Par cette motion, je propose donc que, dans le cadre de la réorganisation de l'armée, l'on donne une priorité à la libération des casernes par l'armée et que l'on restitue finalement à l'usage civil les terrains des centres urbains utilisés par les casernes pour en faire des projets immobiliers et ainsi détendre le marché du logement.
Le Conseil fédéral objecte que l'on ne peut pas se départir de ces casernes puisque le besoin pour l'instruction est toujours le même. Toutefois, il convient de relever que la situation est quelque peu différente. En effet, si le besoin est quantitativement peut-être le même, les structures mises à disposition dans ces casernes ne sont, dans beaucoup de cas, certainement plus adaptées.
L'exemple genevois est très particulier dans la mesure où la caserne est totalement surdimensionnée et utilisée d'ailleurs à d'autres fins que purement militaires. Tel est le cas aussi dans d'autres lieux à travers la Suisse, cela dans les centres urbains. Il nous appartient donc aujourd'hui de nous interroger pour savoir si, dans le cadre de la réorganisation de l'armée, de son redéploiement, ce ne serait pas l'occasion d'essayer de déplacer les casernes à l'extérieur des villes et de laisser les casernes situées dans le centre des villes comme une friche qui pourrait être utilisée pour l'élaboration de projets immobiliers, notamment destinés à la construction de logements bon marché dès lors que les terrains sont aux mains des communes ou des Etats cantonaux.
Il est clair que la Confédération ne peut pas faire les choses toute seule dans la mesure où les casernes sont mises à disposition par les cantons.

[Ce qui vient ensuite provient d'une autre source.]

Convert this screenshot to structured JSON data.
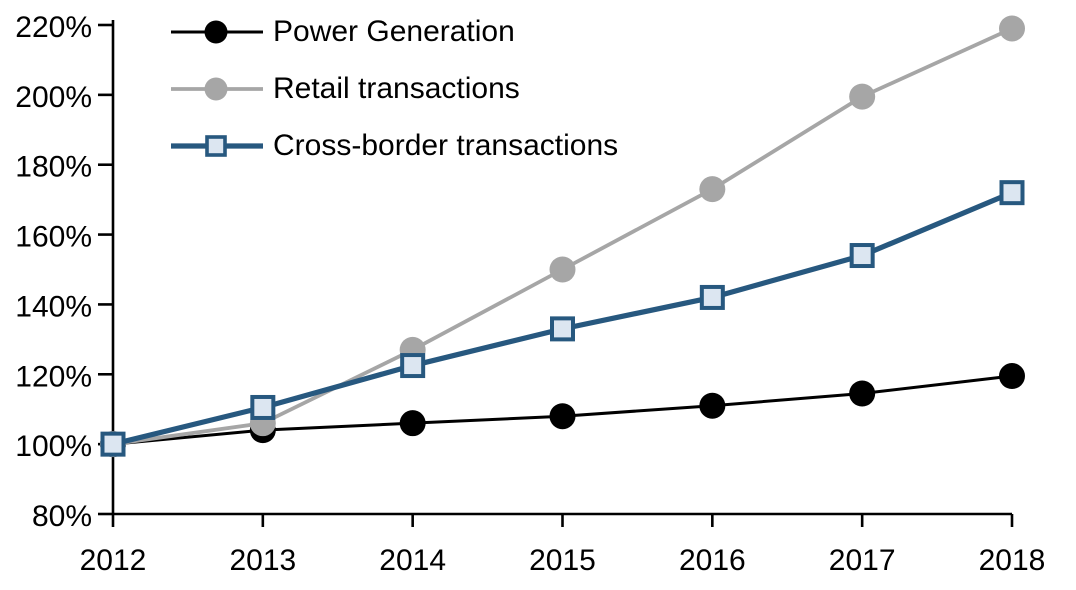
{
  "chart_data": {
    "type": "line",
    "x": [
      "2012",
      "2013",
      "2014",
      "2015",
      "2016",
      "2017",
      "2018"
    ],
    "series": [
      {
        "name": "Power Generation",
        "color": "#000000",
        "marker": "circle",
        "marker_fill": "#000000",
        "line_width": 3,
        "values": [
          100,
          104,
          106,
          108,
          111,
          114.5,
          119.5
        ]
      },
      {
        "name": "Retail transactions",
        "color": "#a6a6a6",
        "marker": "circle",
        "marker_fill": "#a6a6a6",
        "line_width": 3.8,
        "values": [
          100,
          106,
          127,
          150,
          173,
          199.5,
          219
        ]
      },
      {
        "name": "Cross-border transactions",
        "color": "#27587f",
        "marker": "square",
        "marker_fill": "#dce6f1",
        "line_width": 5.2,
        "values": [
          100,
          110.5,
          122.5,
          133,
          142,
          154,
          172
        ]
      }
    ],
    "ytick_values": [
      220,
      200,
      180,
      160,
      140,
      120,
      100,
      80
    ],
    "ytick_labels": [
      "220%",
      "200%",
      "180%",
      "160%",
      "140%",
      "120%",
      "100%",
      "80%"
    ],
    "ylim": [
      80,
      220
    ],
    "xlabel": "",
    "ylabel": "",
    "grid": false,
    "legend_position": "top-left",
    "axis_color": "#000000",
    "text_color": "#000000"
  }
}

Par contre, le Département fédéral de la défense, de la protection de la population et des sports peut tout à fait entrer en négociation avec les cantons afin de rechercher, à terme, c'est-à-dire dans les cinq à dix ans, des solutions qui permettent la construction de nouvelles casernes à l'extérieur des villes plus adaptées aux besoins actuels, donc aussi avec des capacités réduites. Finalement, ceci pourrait être réalisé au moyen des plus-values obtenues dans le cadre des projets immobiliers qui se concrétiseraient.
Je dirai qu'il y a donc lieu de faire preuve d'imagination. Cela permettrait d'aller dans le sens de la motion en donnant une priorité à la libération par l'armée des sites militaires et des casernes situés dans le centre des villes, ceci dans l'intérêt de la collectivité et de ceux qui aujourd'hui ont des difficultés à se loger.
Je vous invite donc à adopter cette motion, même si le Conseil fédéral propose de la rejeter en adoptant une position que je considère aujourd'hui comme manquant de créativité du point de vue des solutions proposées.